Bordas points out that her trips give “women time to be themselves, to discover their personal strengths, to make good friends, maybe even to fix their own flat tires. Many women say they’ve had enough of riding on a bicycle two days behind their husbands. Here we cycle at our own speed,” she says. To which most of her Womantrek clients add a fervent amen. “Many married women become so dependent on their husbands that they don’t know who they are, where they’re going and what they want,” says Erlene Thomas. “Womantrek gives us lots of time for self-reflection.”

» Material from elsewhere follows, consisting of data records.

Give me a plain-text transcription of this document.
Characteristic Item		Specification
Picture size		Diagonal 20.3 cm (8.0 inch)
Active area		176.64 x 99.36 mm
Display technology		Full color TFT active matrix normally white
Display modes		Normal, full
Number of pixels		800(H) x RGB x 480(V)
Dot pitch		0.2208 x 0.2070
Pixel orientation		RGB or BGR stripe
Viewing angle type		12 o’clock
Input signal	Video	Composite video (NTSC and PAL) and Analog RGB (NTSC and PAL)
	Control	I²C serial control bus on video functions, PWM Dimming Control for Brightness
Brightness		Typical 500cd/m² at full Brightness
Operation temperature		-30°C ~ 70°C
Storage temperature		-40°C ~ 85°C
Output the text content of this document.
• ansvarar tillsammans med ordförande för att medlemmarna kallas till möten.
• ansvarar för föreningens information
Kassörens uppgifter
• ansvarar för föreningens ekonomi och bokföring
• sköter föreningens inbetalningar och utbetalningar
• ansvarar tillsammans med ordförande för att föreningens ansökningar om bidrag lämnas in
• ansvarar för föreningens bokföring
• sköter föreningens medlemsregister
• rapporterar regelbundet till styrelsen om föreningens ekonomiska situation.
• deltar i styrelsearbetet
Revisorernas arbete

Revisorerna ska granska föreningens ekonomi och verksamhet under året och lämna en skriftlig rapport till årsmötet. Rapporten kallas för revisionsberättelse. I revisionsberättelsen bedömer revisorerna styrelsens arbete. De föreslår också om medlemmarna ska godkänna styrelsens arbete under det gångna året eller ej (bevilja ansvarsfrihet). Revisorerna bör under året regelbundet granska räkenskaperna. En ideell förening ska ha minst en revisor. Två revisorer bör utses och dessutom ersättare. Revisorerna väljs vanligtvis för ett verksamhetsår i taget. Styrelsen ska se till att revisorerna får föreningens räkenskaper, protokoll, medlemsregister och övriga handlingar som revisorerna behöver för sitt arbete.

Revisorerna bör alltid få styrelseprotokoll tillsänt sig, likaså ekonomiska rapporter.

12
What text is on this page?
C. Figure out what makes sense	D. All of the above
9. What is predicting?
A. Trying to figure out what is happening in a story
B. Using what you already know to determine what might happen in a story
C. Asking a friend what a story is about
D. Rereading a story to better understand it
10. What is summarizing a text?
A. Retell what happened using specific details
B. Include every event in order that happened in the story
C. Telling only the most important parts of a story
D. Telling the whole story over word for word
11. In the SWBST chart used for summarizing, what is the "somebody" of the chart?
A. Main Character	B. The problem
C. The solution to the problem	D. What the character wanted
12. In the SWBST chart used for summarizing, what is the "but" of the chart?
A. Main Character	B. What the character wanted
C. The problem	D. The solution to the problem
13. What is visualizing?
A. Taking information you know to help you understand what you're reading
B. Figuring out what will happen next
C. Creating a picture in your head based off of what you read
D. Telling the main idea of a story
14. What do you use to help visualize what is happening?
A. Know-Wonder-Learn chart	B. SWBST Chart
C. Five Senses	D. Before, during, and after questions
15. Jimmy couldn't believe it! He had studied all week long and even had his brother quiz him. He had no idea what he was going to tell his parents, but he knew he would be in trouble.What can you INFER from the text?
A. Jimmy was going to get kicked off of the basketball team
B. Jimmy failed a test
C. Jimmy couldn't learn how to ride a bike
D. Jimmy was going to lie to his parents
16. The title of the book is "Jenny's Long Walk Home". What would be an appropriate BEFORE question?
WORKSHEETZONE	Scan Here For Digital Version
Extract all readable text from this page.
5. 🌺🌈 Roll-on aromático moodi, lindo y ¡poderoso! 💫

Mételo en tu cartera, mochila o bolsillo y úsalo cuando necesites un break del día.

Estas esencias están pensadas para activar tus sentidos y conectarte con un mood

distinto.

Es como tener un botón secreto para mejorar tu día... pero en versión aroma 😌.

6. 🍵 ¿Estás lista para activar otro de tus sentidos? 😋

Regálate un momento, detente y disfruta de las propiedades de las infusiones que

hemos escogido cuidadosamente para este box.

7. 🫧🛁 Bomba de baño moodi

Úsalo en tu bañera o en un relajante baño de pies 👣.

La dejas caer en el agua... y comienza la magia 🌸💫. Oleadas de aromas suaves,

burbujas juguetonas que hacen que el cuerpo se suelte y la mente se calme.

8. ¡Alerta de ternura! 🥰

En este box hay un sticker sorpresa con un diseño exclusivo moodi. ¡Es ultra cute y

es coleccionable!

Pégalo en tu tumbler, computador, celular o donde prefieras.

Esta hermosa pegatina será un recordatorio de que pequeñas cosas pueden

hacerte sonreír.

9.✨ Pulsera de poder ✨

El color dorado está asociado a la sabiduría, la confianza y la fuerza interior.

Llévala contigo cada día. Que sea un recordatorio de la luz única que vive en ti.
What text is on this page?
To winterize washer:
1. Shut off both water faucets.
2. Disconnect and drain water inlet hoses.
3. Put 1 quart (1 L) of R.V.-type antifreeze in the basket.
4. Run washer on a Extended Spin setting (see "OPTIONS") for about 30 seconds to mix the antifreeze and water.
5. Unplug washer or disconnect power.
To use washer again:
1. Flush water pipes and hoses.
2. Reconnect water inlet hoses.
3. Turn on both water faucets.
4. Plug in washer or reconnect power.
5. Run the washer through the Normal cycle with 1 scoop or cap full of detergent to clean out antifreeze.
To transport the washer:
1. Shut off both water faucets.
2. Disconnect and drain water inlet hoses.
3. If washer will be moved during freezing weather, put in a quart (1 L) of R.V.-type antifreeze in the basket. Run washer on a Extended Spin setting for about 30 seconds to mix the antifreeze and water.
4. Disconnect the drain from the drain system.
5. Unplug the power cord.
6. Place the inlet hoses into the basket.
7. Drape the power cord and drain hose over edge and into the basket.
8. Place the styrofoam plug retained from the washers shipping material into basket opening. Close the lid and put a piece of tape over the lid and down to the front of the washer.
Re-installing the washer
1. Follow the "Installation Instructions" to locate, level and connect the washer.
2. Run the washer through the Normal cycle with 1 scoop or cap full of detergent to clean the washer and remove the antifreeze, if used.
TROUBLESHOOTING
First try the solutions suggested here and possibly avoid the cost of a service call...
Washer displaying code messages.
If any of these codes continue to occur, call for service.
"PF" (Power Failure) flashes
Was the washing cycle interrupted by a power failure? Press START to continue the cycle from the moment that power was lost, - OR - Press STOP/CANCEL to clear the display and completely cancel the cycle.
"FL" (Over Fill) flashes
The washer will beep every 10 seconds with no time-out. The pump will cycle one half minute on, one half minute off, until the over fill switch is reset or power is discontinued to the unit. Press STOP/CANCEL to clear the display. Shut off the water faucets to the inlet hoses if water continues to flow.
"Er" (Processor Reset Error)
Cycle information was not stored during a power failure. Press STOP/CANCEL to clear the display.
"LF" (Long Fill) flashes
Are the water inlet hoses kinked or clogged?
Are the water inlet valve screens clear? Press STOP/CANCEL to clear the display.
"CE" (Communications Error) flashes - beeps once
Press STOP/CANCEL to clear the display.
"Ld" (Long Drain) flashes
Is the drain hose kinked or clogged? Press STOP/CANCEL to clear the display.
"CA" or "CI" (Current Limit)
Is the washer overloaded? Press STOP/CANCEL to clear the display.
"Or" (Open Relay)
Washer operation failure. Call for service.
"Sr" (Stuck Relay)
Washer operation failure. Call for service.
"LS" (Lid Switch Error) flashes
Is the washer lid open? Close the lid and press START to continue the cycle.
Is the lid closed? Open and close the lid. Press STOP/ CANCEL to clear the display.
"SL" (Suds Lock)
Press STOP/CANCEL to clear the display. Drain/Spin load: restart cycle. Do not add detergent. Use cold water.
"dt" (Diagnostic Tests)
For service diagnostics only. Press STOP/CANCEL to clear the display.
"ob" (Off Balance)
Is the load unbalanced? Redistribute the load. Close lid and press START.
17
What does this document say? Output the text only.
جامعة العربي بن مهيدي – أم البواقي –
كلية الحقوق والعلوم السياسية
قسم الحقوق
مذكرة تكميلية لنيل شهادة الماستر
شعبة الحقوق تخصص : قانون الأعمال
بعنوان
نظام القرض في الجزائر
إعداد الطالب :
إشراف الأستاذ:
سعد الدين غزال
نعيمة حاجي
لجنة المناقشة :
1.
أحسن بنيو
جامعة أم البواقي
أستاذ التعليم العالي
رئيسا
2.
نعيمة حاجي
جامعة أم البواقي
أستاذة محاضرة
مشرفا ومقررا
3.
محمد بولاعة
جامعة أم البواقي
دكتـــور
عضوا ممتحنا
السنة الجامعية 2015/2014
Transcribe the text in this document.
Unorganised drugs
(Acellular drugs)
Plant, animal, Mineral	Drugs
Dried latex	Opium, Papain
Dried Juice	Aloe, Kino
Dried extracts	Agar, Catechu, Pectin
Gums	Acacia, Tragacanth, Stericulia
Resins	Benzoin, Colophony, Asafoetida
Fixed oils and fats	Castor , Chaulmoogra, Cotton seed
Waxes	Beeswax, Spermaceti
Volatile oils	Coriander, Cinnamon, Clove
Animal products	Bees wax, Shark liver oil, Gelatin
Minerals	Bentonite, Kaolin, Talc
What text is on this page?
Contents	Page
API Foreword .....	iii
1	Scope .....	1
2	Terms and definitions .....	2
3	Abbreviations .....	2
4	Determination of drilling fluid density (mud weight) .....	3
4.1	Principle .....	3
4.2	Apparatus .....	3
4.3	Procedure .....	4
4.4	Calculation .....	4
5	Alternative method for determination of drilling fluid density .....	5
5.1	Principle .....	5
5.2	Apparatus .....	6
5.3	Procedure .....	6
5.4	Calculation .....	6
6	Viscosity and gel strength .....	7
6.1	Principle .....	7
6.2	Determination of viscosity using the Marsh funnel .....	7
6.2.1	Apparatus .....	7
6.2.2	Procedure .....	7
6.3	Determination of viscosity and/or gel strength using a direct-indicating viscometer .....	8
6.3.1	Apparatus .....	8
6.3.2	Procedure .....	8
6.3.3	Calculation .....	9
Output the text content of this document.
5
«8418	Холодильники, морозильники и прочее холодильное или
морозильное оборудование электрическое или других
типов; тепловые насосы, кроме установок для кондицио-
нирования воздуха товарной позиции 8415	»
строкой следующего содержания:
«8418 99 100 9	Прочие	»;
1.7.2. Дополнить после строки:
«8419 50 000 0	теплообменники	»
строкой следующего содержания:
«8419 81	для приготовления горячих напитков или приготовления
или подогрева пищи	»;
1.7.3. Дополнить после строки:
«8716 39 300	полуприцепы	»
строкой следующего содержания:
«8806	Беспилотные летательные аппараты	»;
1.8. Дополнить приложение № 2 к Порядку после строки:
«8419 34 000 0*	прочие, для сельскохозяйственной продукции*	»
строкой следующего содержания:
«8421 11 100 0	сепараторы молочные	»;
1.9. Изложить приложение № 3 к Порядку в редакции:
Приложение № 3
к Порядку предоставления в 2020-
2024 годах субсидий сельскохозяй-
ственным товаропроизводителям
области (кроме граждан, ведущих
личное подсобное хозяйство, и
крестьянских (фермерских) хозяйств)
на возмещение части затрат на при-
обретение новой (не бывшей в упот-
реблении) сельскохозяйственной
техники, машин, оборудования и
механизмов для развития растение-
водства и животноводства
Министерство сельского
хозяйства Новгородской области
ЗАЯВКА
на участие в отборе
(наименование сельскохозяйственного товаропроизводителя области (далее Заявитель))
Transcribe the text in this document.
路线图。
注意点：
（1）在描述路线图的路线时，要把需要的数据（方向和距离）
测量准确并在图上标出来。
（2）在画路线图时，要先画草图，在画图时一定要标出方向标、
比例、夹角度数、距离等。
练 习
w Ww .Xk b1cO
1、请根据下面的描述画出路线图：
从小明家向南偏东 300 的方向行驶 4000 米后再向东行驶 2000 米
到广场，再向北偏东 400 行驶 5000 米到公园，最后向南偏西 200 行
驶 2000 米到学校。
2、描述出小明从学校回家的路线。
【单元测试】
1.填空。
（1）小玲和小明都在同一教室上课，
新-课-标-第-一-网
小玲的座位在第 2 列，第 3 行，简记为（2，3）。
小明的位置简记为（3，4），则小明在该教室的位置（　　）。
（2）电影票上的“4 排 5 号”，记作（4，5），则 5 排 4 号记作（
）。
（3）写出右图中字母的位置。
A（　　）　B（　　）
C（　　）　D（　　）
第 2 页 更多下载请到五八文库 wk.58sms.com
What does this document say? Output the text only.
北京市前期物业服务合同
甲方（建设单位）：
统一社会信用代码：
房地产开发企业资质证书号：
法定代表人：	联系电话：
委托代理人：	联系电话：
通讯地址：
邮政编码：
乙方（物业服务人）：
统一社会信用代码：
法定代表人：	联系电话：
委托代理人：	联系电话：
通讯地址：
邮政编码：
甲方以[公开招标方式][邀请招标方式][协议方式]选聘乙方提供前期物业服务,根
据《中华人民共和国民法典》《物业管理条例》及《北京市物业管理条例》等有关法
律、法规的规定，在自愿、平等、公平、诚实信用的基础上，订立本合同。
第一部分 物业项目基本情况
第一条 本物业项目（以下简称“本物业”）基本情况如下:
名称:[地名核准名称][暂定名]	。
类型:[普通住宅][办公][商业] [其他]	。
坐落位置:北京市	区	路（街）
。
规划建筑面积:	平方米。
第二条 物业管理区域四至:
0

Marie Doman, a 45-year-old dental laboratory technician at the University of Washington who joined a Grand Canyon rafting expedition four years ago, agrees. “The thing we noticed was that if men had been on that trip, there would have been a feeling that they were there to protect the girls,” she says. “Our trips avoid all that. Women aren’t as into showing off to one another as men are.” And Millie Katz, 64, a biology teacher in Seattle, remembers “a sort of magic that happened” when she joined seven other women to raft the Deschutes: “We spent the days talking about serious things or being as silly as kids. There was a special quality of being able to talk about things that you wouldn’t discuss in mixed groups.”
The seeds of Womantrek were planted as far back as Bordas’s Girl Scout days in her hometown of Arlington, Va. All those camping and canoeing trips instilled in her an enduring love of the outdoors. Bordas earned physical education degrees at Davis and Elkins College in West Virginia and Springfield College in Massachusetts. She then pursued a career in teaching and coaching at the high school level and as an Outward Bound leader in various locales before settling in the Pacific Northwest. In 1983, after contacting Chinese authorities, she promoted the first women-only bicycle tour through southeast China and quickly attracted 17 candidates, aged 26 to 68. With that, Womantrek was in business.
At first, Bordas worked out of her own house, but as the enterprise grew she set up a tiny office in downtown Seattle. Last year she arranged 20 tours, including one-day bald-eagle sighting trips in Washington State ($55), a 23-day African safari in Tanzania and Kenya ($4,200) and a 10-day cruise to the Galapagos Islands ($2,200). There are now some 500 Womantrek alumnae, many of them repeat customers who serve as Bordas’s best word-of-mouth advertisement.
Not all of Womantrek’s tours are physically demanding, and Bordas will customize tours for private groups of women or mixed company. But from its start, Womantrek has tended to emphasize tents and guesthouses over deluxe hotels and campfire cooking and local cafes over five-star restaurants. This no-frills approach has shown the participants that they are more capable and self-reliant than they had ever thought possible. Marie Doman, for example, says she is “as soft and sloppy as you can be,” and she had not bicycled much until she went halfway around the world to China to do it three years ago. Adds Erlene Thomas: “The sense of achievement is hard to put into words. I challenged myself and overcame personal and physical obstacles, and I came out with a sense of self-worth renewed.”